Oswiecim - Er hatte vielleicht gute Absichten. Doch nach dem Griff zu Fundstücken aus Auschwitz muss sich ein deutscher Lehrer jetzt wegen Diebstahls verantworten.

Ein 47 Jahre alter Deutscher ist bei einem Besuch des ehemaligen deutschen Vernichtungslagers Auschwitz-Birkenau festgenommen worden. Er habe Gegenstände eingesteckt, die vermutlich ermordeten Häftlingen gehörten, teilte ein Museumssprecher am Mittwoch mit.
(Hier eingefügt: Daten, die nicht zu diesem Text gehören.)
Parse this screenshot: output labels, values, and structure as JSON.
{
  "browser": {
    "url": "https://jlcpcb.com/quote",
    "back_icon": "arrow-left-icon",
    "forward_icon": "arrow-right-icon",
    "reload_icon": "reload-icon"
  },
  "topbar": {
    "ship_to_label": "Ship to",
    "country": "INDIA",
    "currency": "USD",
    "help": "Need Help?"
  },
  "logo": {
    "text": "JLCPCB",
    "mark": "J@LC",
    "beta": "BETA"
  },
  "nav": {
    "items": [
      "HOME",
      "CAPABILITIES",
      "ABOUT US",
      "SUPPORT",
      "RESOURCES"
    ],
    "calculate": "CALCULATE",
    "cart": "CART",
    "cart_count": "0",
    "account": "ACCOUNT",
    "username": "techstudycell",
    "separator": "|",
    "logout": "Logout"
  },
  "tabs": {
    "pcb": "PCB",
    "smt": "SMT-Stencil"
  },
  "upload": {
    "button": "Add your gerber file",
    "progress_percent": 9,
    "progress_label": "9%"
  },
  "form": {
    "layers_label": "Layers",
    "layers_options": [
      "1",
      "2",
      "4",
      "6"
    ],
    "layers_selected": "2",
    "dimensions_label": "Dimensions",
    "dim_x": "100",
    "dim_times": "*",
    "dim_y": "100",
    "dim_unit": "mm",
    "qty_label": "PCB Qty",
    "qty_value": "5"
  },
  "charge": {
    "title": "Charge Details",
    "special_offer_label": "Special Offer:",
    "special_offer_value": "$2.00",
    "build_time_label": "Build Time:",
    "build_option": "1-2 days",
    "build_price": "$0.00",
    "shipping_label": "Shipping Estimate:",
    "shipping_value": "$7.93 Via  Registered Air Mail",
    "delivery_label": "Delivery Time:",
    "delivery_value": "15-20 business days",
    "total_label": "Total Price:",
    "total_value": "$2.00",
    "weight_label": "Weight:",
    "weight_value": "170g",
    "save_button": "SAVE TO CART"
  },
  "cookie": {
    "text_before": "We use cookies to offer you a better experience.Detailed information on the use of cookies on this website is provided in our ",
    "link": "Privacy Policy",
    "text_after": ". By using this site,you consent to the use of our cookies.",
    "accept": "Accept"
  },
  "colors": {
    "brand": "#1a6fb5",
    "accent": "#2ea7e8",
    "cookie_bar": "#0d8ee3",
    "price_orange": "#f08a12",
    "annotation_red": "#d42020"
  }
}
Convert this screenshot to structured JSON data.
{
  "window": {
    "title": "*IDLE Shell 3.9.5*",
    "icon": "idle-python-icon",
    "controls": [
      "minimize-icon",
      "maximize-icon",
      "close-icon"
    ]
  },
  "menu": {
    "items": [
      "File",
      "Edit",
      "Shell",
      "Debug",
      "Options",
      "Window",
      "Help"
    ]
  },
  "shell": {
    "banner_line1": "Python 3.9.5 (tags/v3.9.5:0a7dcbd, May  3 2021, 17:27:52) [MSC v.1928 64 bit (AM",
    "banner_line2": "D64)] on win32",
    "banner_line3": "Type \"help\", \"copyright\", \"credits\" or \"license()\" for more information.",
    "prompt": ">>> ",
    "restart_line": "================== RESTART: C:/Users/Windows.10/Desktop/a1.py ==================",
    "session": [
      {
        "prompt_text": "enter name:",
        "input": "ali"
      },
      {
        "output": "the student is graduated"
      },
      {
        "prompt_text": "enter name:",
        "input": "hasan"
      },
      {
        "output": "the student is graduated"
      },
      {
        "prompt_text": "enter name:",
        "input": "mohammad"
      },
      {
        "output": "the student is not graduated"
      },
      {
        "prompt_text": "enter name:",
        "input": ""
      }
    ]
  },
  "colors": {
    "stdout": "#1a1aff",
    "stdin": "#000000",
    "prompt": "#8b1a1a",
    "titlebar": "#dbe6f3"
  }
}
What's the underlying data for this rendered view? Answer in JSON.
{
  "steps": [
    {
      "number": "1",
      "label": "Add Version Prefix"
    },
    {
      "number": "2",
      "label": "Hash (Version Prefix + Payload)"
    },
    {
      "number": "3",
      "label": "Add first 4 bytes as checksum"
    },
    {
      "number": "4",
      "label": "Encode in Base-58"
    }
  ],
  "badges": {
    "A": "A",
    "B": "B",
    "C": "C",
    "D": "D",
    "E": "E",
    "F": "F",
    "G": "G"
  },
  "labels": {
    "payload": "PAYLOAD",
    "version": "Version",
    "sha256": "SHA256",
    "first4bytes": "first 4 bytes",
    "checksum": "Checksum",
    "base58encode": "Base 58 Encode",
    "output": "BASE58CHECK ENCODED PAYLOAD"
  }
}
Der Mann war am Dienstagabend auf dem Gelände von Birkenau vom Sicherheitsdienst der Gedenkstätte festgehalten worden, als er in der Nähe der Magazinbaracke unter anderem eine Gabel, Tonscherben und Reste eines Messers in seine Tasche steckte.

Die polnische Nachrichtenagentur PAP berichtete unter Berufung auf die Staatsanwaltschaft in Oswiecim, der Mann sei ein Lehrer und müsse sich wegen Diebstahls verantworten. Der 47-jährige habe den Diebstahl der Fundstücke zugegeben und damit begründet, dass er die Gegenstände seinen Schülern zeigen wollte, die an einem Schulprojekt über den Holocaust arbeiteten. Er habe angeboten, eine Geldstrafe zu bezahlen. Mit dem juristischen Nachspiel des Falls wird sich jetzt das Bezirksgericht Krakau befassen.

Die Magazinbaracke, die im Häftlingsjargon „Kanada“ genannt wurde, enthielt die Besitztümer der Insassen. Im Umkreis werden immer wieder Gegenstände gefunden, sagte Museumssprecher Bartosz Bartyzel. Museumsmitarbeiter sammelten die Fundstücke dann ein. Systematische Ausgrabungen gibt es dagegen nicht, da das Lagergelände wie ein Friedhof der mehr als eine Million ermordeten meist jüdischen Häftlinge behandelt wird. Die Totenruhe darf nach jüdischem Religionsgesetz nicht durch Grabungen gestört werden.

In den vergangenen Jahren kam es auf dem Gelände des größten deutschen Vernichtungslagers wiederholt zu Diebstählen. Selbst der Stacheldrahtzaun rund ums Lager ist nicht vor Touristen sicher, die ein Andenken mit nach Hause nehmen wollen. Am spektakulärsten war der Diebstahl des schmiedeeisernen Schriftzugs „Arbeit macht frei“ am Lagertor von Auschwitz im Jahr 2009 - er ist inzwischen wieder da.